Well, we weren't as much as Fedora had, but much more than OpenSuSE seemed to have :)
The Ubuntu people work with Local Community Teams to support and promote the distro.
I think it would be beneficial for CentOS to setup a similar structure.
Are there people who want to do that?
At the moment it's mostly sysadmins who introduce/sneak CentOS into businesses. Local Community Teams can setup a booth at computer fairs and other events. This way the general public (small businesses, non-profit organisations, schools, ....) are exposed to CentOS.
Again: Are there people who want to do that? I asked a few weeks ago about a computer fair in eastern germany and there weren't that many answers (well, to be exact there wasn't any).

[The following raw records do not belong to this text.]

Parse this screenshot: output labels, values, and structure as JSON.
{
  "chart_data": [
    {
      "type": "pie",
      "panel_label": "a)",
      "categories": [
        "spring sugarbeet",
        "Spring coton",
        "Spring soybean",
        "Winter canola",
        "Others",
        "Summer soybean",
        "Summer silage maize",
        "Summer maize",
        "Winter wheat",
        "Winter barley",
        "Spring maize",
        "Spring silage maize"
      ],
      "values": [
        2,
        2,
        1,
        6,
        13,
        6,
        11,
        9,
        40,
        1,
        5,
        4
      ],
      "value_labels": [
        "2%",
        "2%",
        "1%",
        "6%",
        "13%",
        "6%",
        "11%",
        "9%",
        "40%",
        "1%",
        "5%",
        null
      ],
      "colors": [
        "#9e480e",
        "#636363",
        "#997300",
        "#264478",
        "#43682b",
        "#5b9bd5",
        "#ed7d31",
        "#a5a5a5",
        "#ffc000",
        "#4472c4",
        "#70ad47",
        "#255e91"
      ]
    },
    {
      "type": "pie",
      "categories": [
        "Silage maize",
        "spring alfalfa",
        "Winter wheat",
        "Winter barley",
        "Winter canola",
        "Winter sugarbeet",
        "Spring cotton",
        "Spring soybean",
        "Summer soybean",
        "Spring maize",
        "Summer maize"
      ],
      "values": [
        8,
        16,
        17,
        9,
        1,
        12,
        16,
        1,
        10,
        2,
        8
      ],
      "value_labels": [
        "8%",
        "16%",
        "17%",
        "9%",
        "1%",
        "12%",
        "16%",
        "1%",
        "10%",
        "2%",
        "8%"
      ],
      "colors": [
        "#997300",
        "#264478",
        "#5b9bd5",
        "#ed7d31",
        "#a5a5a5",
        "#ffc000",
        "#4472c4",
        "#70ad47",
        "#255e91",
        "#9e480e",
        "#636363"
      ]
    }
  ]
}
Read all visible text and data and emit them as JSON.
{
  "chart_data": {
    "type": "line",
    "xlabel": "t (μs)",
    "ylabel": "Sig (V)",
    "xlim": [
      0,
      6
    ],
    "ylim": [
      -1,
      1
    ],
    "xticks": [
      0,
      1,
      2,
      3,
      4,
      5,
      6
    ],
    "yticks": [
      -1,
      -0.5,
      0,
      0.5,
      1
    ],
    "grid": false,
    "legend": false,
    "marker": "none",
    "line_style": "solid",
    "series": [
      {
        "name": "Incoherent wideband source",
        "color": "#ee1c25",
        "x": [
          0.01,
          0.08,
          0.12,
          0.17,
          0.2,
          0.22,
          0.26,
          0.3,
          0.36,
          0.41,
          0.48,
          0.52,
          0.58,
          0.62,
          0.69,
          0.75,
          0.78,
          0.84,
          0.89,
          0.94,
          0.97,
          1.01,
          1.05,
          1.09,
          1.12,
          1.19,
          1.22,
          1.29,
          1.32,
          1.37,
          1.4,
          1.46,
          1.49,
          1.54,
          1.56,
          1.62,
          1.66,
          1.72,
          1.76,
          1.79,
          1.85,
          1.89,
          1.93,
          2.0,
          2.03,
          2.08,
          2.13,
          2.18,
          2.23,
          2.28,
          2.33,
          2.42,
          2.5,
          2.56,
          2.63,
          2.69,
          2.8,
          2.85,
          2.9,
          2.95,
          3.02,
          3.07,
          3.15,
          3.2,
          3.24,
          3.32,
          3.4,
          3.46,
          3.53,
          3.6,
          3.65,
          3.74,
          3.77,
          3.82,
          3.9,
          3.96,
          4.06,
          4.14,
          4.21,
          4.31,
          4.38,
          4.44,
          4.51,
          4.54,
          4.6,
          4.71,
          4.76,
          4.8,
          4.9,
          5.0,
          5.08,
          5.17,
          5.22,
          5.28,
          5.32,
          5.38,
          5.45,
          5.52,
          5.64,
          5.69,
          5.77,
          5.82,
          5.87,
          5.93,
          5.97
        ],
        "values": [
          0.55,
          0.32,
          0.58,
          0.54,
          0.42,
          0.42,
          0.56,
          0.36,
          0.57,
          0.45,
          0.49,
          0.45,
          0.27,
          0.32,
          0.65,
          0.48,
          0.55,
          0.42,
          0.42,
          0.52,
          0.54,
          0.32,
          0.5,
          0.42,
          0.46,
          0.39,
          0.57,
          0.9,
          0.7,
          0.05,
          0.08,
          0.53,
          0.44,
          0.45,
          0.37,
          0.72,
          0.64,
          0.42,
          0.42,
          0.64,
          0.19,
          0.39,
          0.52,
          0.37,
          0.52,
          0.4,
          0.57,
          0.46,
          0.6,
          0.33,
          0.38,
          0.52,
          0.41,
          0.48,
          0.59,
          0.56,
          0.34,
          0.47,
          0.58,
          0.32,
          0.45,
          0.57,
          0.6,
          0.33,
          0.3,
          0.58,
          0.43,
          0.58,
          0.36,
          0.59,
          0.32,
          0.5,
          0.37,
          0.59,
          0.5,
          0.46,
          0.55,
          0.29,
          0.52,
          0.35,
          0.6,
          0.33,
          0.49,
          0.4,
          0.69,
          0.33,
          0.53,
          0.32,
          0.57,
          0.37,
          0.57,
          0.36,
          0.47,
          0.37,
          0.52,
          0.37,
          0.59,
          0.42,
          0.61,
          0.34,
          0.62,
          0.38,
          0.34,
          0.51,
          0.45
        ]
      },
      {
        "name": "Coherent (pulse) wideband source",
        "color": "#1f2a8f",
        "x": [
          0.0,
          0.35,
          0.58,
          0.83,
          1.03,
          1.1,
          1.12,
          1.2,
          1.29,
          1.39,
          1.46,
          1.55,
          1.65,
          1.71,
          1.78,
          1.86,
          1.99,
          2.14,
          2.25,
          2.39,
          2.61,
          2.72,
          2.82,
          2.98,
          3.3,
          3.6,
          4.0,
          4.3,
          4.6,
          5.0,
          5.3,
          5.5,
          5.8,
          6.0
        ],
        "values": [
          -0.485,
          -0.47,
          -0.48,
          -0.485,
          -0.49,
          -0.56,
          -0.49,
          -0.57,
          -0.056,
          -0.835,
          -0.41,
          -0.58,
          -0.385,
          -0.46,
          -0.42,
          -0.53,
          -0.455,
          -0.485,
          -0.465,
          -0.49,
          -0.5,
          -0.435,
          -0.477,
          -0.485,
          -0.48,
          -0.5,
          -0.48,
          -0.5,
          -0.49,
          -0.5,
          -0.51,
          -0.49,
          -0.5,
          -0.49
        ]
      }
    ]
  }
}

If there are people willing to "man" those local groups, I don't see any problem CentOS should or will have with that.
Do you have a proposal how local groups like that could be worked out? How large/small areas those groups should cover? What needs to be done from the CentOS team to support those groups? Which infrastructure is needed?
Cheers,
Ralph
CentOS-promo mailing list CentOS-promo@centos.org http://lists.centos.org/mailman/listinfo/centos-promo
Infrastructure needs: mailinglist for each team centos.org sub-domain and web space with a wiki
area size: 1 team for each country, subdivisions are possible, they operate under the national team.
For multilingual country's: Belgium, Swiss, ... where language is key refer to foreign teams, Belgium = French, Dutch and German so we refer German people to German team for support. Where location is key: fairs, meetings, ... the national team will be responsible and can cooperate with neighboring teams.
The teams are free to organise them self in the way they see most fit, cultural differences make it impossible to have a unified structure. Every team should have an "official" contact for communication between teams, the public, press and the global CentOS team.